Rules to Follow When Trading Options
I’ve been a stock trader for the last ten years and I absolutely love the thrills of making a great trade. I find it quite addicting. Unfortunately, losing money on a trade can be just as disheartening, if not more.
I would advise you to study up on options as much as you can before you begin trading them. Too many people learn the hard way by losing the entire amount of their investment. Don’t let that be you. Here are a few words to the wise that I hope you’ll take seriously.
First of all, realize the concept of time decay in options. This basically means that the further out you buy a contract for, the more of a premium it’s going to sell at today since it has more time to fluctuate in terms of price.
Let’s say you buy a contract for December while we’re in the month of April. The stock price is at $13, and the strike price on the contract is $16. Clearly, there’s a higher percentage chance that this stock will break $16 between now and December than there is between now and May. As a result, contracts with an expiration date that’s further out will sell at a higher price.

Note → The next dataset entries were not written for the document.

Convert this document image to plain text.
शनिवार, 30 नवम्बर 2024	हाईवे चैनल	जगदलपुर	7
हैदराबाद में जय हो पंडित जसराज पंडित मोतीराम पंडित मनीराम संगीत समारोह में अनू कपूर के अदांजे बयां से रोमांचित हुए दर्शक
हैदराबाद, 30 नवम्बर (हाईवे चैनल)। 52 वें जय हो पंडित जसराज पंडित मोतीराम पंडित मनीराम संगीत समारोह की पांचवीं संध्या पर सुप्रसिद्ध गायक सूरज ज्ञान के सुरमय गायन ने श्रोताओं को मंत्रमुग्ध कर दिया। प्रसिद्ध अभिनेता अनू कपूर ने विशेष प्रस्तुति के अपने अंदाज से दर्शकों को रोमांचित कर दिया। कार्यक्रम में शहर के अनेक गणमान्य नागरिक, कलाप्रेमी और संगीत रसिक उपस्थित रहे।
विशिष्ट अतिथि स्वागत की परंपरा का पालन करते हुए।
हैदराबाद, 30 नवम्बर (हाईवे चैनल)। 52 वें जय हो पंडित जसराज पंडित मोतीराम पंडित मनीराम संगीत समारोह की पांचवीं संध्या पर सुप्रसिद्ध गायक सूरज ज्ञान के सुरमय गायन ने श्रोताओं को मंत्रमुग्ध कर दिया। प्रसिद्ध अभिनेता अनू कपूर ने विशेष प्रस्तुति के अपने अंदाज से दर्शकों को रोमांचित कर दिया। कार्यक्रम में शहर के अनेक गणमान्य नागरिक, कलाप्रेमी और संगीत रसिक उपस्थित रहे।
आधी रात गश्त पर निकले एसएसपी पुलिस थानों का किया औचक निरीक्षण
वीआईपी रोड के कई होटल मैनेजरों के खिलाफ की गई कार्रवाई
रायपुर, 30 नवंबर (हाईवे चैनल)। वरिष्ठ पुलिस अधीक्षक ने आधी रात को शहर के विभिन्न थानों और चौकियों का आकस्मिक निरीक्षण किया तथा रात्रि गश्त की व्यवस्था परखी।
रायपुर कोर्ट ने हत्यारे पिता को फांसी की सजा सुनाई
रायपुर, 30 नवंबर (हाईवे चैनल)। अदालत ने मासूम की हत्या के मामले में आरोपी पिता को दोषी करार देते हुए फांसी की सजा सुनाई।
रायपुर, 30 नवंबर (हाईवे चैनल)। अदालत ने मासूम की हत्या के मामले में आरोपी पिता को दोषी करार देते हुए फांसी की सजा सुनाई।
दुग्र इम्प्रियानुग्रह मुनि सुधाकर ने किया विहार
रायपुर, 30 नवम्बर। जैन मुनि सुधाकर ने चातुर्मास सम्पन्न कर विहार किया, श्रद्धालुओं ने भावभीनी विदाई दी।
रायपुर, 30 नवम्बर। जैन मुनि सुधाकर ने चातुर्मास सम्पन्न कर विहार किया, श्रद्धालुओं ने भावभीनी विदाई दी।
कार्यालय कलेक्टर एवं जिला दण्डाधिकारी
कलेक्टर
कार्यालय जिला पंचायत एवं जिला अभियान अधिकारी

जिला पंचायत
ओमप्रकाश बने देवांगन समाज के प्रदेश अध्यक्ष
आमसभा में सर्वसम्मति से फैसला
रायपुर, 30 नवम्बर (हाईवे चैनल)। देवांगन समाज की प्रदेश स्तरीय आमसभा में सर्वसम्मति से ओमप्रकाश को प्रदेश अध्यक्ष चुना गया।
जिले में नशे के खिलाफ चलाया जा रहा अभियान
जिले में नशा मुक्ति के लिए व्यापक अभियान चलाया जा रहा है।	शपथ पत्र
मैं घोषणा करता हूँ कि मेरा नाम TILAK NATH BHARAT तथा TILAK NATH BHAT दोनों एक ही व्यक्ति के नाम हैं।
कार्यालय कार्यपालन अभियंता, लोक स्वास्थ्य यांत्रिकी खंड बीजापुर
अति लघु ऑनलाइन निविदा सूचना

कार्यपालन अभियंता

Many smart traders also like to hedge their risk by doing things like straddles, or buying puts on their calls and the opposite as well.
Try buying a few contracts in the opposite direction. That way if you lose out big time, those contracts will win big.
Sure, you might not make as much money as you otherwise would have, but investing something like 5 or 10% in the opposite outcome can ensure that you lose much less than all of your investment should your option never hit its strike price.
By adhering to these tips, I’m sure of the fact that you’ll be well ahead of the typical novice.